In their roomy Washington house, with deck and swimming pool nestled among leafy trees, the Kranenburg family’s mornings look like an upscale version of what more and more American parents strive for: parity in parenting. Dad cooks and Mom untangles hair. Both parents arrange their schedules to make the parent-teacher conference. Dad clicks the kids into car seats; Mom drives them to school.
The Kranenburgs of Northwest Washington are a textbook example of what many of us grew up thinking would be our own parenting style. We looked back at our mother’s housework burdens and career sacrifices or our father’s disengagement with the family, and thought: not for us. We’d match with partners who would trample tired gender roles and commit to support our families 50-50 financially, physically and emotionally. Going halfsies on parenting seemed as obvious as the pants on our legs.

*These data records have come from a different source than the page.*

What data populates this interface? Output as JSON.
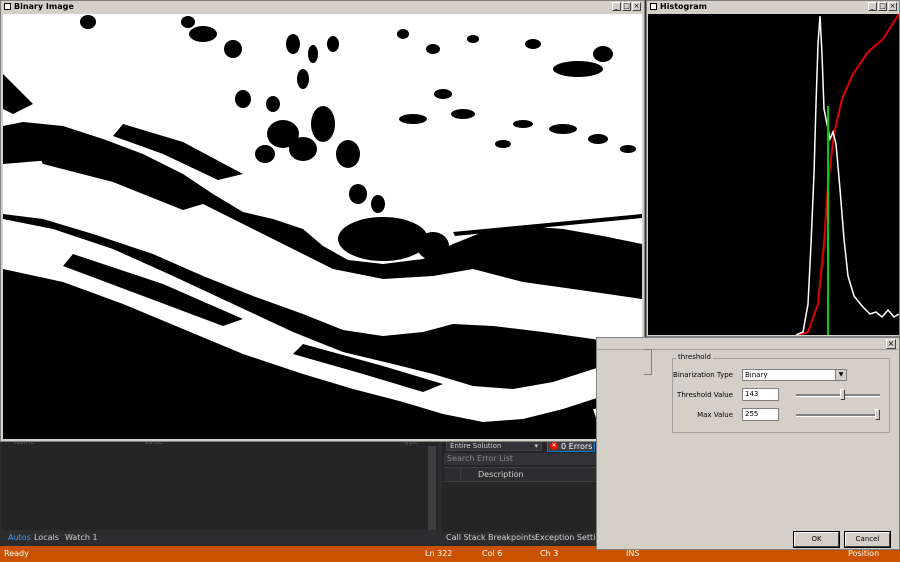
{
  "binary_window": {
    "title": "Binary Image"
  },
  "histogram_window": {
    "title": "Histogram"
  },
  "title_buttons": {
    "minimize": "_",
    "maximize": "□",
    "close": "×"
  },
  "threshold_dialog": {
    "group_label": "threshold",
    "binarization_label": "Binarization Type",
    "binarization_value": "Binary",
    "threshold_label": "Threshold Value",
    "threshold_value": "143",
    "threshold_slider_fraction": 0.56,
    "max_label": "Max Value",
    "max_value": "255",
    "max_slider_fraction": 1.0,
    "ok_label": "OK",
    "cancel_label": "Cancel",
    "close_label": "×"
  },
  "ide": {
    "locals_columns": [
      "Name",
      "Value",
      "Type"
    ],
    "bottom_tabs": [
      "Autos",
      "Locals",
      "Watch 1"
    ],
    "error_scope": "Entire Solution",
    "error_badge": "0 Errors",
    "error_search_placeholder": "Search Error List",
    "error_col_description": "Description",
    "error_tabs": [
      "Call Stack",
      "Breakpoints",
      "Exception Setting"
    ],
    "status": {
      "ready": "Ready",
      "line": "Ln 322",
      "col": "Col 6",
      "ch": "Ch 3",
      "ins": "INS",
      "position": "Position"
    }
  },
  "colors": {
    "status_bar": "#ca5100",
    "histogram_curve": "#ffffff",
    "cumulative_curve": "#e00000",
    "threshold_line": "#00d000"
  }
}
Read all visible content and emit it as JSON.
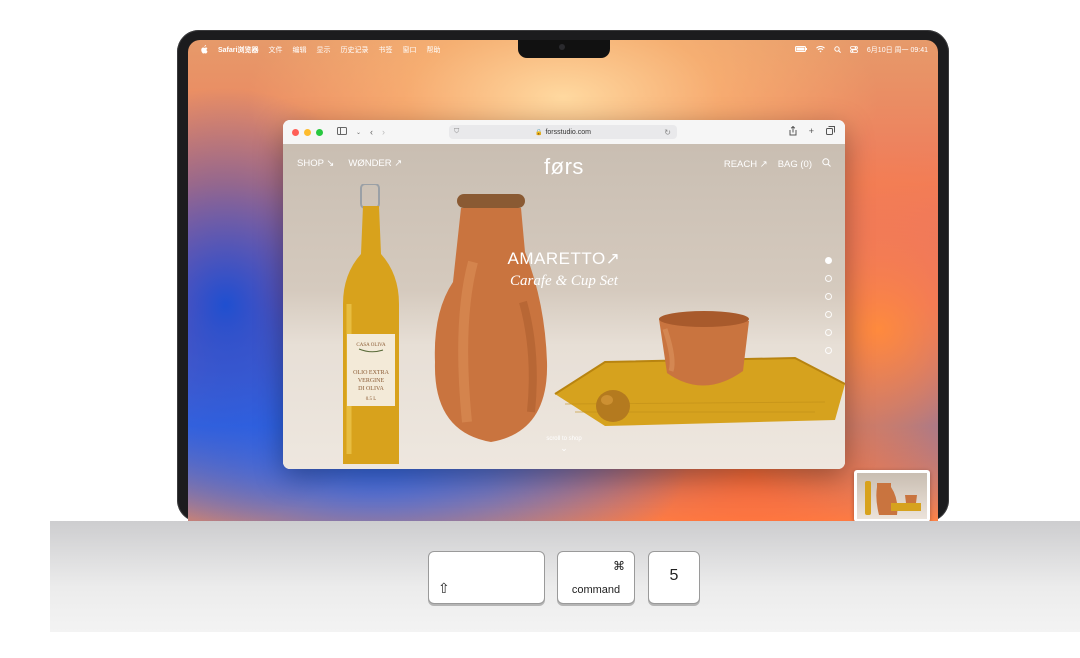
{
  "menubar": {
    "apple_icon": "apple-icon",
    "app_name": "Safari浏览器",
    "menus": [
      "文件",
      "编辑",
      "显示",
      "历史记录",
      "书签",
      "窗口",
      "帮助"
    ],
    "clock": "6月10日 周一  09:41"
  },
  "browser": {
    "url": "forsstudio.com",
    "icons": [
      "sidebar-icon",
      "back-icon",
      "forward-icon",
      "share-icon",
      "new-tab-icon",
      "tabs-overview-icon"
    ]
  },
  "site": {
    "nav_left": [
      "SHOP ↘",
      "WØNDER ↗"
    ],
    "logo": "førs",
    "nav_right": [
      "REACH ↗",
      "BAG (0)"
    ],
    "search_icon": "search-icon"
  },
  "hero": {
    "title": "AMARETTO↗",
    "subtitle": "Carafe & Cup Set",
    "scroll_label": "scroll to shop",
    "slides_total": 6,
    "active_slide": 1
  },
  "bottle_label": {
    "line1": "CASA OLIVA",
    "line2": "OLIO EXTRA",
    "line3": "VERGINE",
    "line4": "DI OLIVA",
    "line5": "0.5 L"
  },
  "keys": {
    "shift_symbol": "⇧",
    "command_symbol": "⌘",
    "command_label": "command",
    "five_label": "5"
  },
  "colors": {
    "terracotta": "#c9743f",
    "oil": "#d8a21c",
    "cloth": "#d6a21e"
  }
}
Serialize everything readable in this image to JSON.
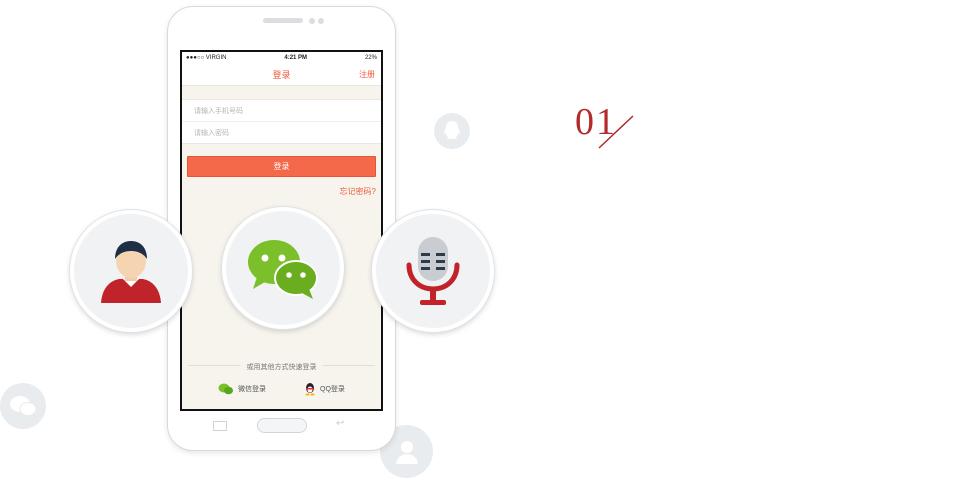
{
  "status_bar": {
    "carrier": "●●●○○ VIRGIN",
    "time": "4:21 PM",
    "battery": "22%"
  },
  "nav": {
    "title": "登录",
    "register": "注册"
  },
  "form": {
    "phone_placeholder": "请输入手机号码",
    "password_placeholder": "请输入密码"
  },
  "login_button": "登录",
  "forgot_password": "忘记密码?",
  "alt_login": {
    "label": "或用其他方式快速登录",
    "wechat": "微信登录",
    "qq": "QQ登录"
  },
  "step": {
    "number": "01"
  },
  "colors": {
    "accent": "#f05a3a",
    "button": "#f4694a",
    "step": "#b22a2a",
    "wechat_green": "#7bc02a"
  },
  "icons": [
    "user-avatar-icon",
    "wechat-icon",
    "microphone-icon",
    "qq-icon",
    "chat-bubble-icon",
    "person-icon"
  ]
}
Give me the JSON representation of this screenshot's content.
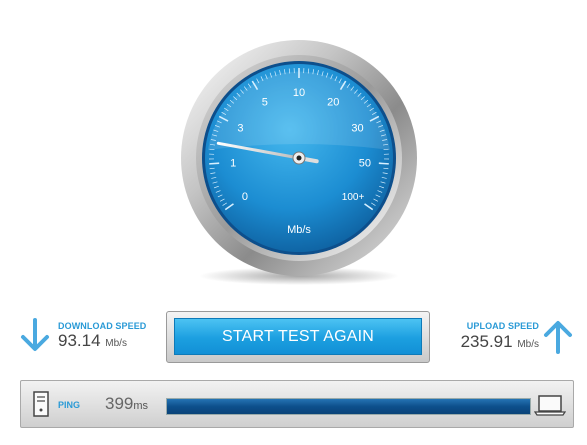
{
  "gauge": {
    "unit": "Mb/s",
    "ticks": [
      "0",
      "1",
      "3",
      "5",
      "10",
      "20",
      "30",
      "50",
      "100+"
    ],
    "needle_tick_index": 1.45
  },
  "download": {
    "label": "DOWNLOAD SPEED",
    "value": "93.14",
    "unit": "Mb/s",
    "icon": "arrow-down-icon"
  },
  "upload": {
    "label": "UPLOAD SPEED",
    "value": "235.91",
    "unit": "Mb/s",
    "icon": "arrow-up-icon"
  },
  "start_button": {
    "label": "START TEST AGAIN"
  },
  "ping": {
    "label": "PING",
    "value": "399",
    "unit": "ms",
    "progress": 1.0
  },
  "colors": {
    "accent": "#1c9fe0",
    "label_blue": "#2a9ad6",
    "progress": "#0d4f8c"
  }
}
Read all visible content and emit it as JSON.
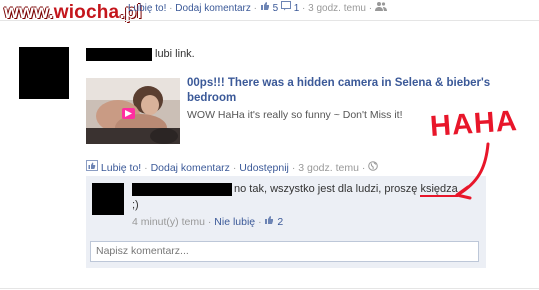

Here’s what this model of shared parenting feels like from the inside:
“It’s chaos,” Katherine Kranenburg, a real estate agent, says one morning. She is still in her mauve bathrobe and talking over her pajama-clad daughter, who sings to a pink stuffed animal to avoid making her bed.
“It’s stressful,” Roger Kranenburg, an energy consultant, says, as he pulls a Spider-Man shirt over his squirming son’s head, ignoring the beeping kitchen timer alerting him that the pasta he’s making for that night is more than ready. “It can really test a marriage.”
Across the country, parents are struggling through what many of us thought would come easily: an authentic split-down-the-middle approach. Is it working?
For a fortunate family like the Kranenburgs, it is, but it’s a no-margin, high-anxiety lifestyle. For the majority of parents who have the ability and inclination to divvy up responsibilities equally, the answer can be more complicated. Subtract the zucchini and the deck, the plush bathrobe and the swimming pool. Add money woes or work rigidity or marital conflict or a child who needs more attention. Voila, we have fathers and mothers reporting unprecedented levels of stress and resentment.
Marriage historian Stephanie Coontz says American parents have higher expectations of themselves than any previous generation. Modern parents, she says, do not realize how much they are up against as they try to change the child-rearing rules while living up to heightened demands. “People don’t anticipate in advance what a strain this will be.” They end up “turning on each other.”
Better, she says, would be “less indignation at each other and more at our society” — our familial infrastructure, the schedules of schools and offices that remain fixed in a two-parent, single-income world.
In Washington public schools, for instance, the 2012-2013 academic calendar includes a two-week winter break, a weeklong spring break, all federal holidays and one city holiday, five professional-development days, four days devoted to parent-teacher conferences and four early dismissal days. Meanwhile, parents employed full time are lucky if they get federal holidays and two weeks of vacation.